The problem is that by saying we need to let go, we are falling into the trap best described in the ancient Chinese poem, “Affirming Faith in Mind,” ... “Seek movement and there’s no movement, seek rest and no rest comes instead.” The more we seek, or better put crave, to stop something or create something, the more just the opposite happens. It is one of the more frustrating attributes of our ego thinking-mind.
The answer to this conundrum is to affirm your understanding that these feelings are all in your mind, that all is one, have compassion for yourself and others ... to turn you will and your life over to the care of your true Buddha nature and be present, free of the intervention of your thinking mind..
For example, let’s say that someone you know said something to you which really pressed your buttons about yourself and upset you very much.
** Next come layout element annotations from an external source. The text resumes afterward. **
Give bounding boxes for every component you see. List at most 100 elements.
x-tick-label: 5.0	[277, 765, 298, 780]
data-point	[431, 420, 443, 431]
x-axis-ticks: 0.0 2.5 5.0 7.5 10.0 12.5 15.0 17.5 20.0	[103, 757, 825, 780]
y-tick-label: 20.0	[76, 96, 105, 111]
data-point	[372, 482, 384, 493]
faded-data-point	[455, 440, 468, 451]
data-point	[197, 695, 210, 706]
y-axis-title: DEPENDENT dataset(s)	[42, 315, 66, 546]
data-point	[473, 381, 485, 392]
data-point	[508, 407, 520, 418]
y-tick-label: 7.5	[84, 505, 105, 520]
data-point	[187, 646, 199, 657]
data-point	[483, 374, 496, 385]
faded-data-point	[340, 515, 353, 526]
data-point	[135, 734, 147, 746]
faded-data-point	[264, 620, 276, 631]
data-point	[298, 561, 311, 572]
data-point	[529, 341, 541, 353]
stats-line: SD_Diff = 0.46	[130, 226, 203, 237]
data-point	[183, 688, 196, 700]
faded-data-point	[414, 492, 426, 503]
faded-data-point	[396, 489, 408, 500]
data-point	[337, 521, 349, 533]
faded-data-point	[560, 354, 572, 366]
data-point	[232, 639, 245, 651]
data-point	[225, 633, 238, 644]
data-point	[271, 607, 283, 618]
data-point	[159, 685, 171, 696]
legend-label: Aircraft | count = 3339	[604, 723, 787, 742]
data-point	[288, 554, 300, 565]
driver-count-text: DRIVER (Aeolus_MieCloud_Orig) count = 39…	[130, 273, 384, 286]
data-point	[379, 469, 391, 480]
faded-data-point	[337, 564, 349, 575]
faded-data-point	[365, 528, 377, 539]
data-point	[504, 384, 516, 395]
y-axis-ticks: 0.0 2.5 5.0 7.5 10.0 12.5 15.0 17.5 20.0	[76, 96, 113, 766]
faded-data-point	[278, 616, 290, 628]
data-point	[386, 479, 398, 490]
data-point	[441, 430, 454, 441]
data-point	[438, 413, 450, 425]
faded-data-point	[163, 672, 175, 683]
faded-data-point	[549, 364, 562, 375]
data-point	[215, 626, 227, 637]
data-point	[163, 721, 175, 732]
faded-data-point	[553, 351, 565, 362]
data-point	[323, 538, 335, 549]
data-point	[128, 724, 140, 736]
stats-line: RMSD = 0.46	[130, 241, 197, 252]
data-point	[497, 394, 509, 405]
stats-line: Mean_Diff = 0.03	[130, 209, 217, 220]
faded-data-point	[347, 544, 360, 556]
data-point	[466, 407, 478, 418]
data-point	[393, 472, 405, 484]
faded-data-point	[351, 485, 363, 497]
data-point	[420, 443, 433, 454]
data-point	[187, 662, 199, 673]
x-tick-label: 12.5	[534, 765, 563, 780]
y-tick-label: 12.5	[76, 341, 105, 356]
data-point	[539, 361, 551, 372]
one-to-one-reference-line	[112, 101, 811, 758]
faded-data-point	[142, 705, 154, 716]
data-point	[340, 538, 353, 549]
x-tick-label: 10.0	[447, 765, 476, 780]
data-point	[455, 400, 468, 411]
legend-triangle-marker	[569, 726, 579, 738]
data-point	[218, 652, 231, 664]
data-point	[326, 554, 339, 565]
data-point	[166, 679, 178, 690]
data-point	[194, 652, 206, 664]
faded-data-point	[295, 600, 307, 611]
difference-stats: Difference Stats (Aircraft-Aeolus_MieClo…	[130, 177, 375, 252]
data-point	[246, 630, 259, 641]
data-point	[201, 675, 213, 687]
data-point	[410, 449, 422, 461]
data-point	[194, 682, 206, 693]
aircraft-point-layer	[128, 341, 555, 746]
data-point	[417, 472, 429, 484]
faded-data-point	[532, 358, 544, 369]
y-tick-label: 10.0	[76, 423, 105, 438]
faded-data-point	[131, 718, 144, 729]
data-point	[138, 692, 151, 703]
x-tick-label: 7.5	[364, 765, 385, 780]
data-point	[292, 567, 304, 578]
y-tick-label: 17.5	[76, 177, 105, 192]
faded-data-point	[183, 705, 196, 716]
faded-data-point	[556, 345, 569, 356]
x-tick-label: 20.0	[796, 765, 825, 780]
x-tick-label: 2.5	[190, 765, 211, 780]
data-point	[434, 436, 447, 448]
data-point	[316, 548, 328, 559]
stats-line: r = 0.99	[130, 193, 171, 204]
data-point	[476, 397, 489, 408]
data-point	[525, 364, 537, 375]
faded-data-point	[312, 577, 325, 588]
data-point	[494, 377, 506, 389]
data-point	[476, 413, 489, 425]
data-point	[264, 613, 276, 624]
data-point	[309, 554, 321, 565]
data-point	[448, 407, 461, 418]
So much so that you felt like cutting off the relationship.
On reflection, you understand that this person is a good person and cares for you, but has suffered like the rest of us. And because he is not spiritual, he does not have the capacity to have empathy for you and so lashed out at you in a way that he probably lashes out at himself. He does not have compassion for himself, and thus not for others in similar situations.
You say to yourself that you have to let go of this feeling of ill will that this experience has caused you to feel towards him. But I guarantee that you would not be successful in letting that feeling go. It would hover around you and disturb your peace for days and weeks.
What you need to do instead is to focus on your compassion for him, on his suffering, that he is a product of his experiences just like we all are and has little control over what he does or says. Feel loving kindness towards him and realize that his comments have nothing to do with you, they do not reflect on you, but rather have everything to do with him and his ego thinking-mind.
If you focus your compassionate heart towards him, if you feel at one with him, the ill will you felt towards him will melt away. As the Chinese poem also says, “Just calmly see that all is one, and by themselves false views will go.”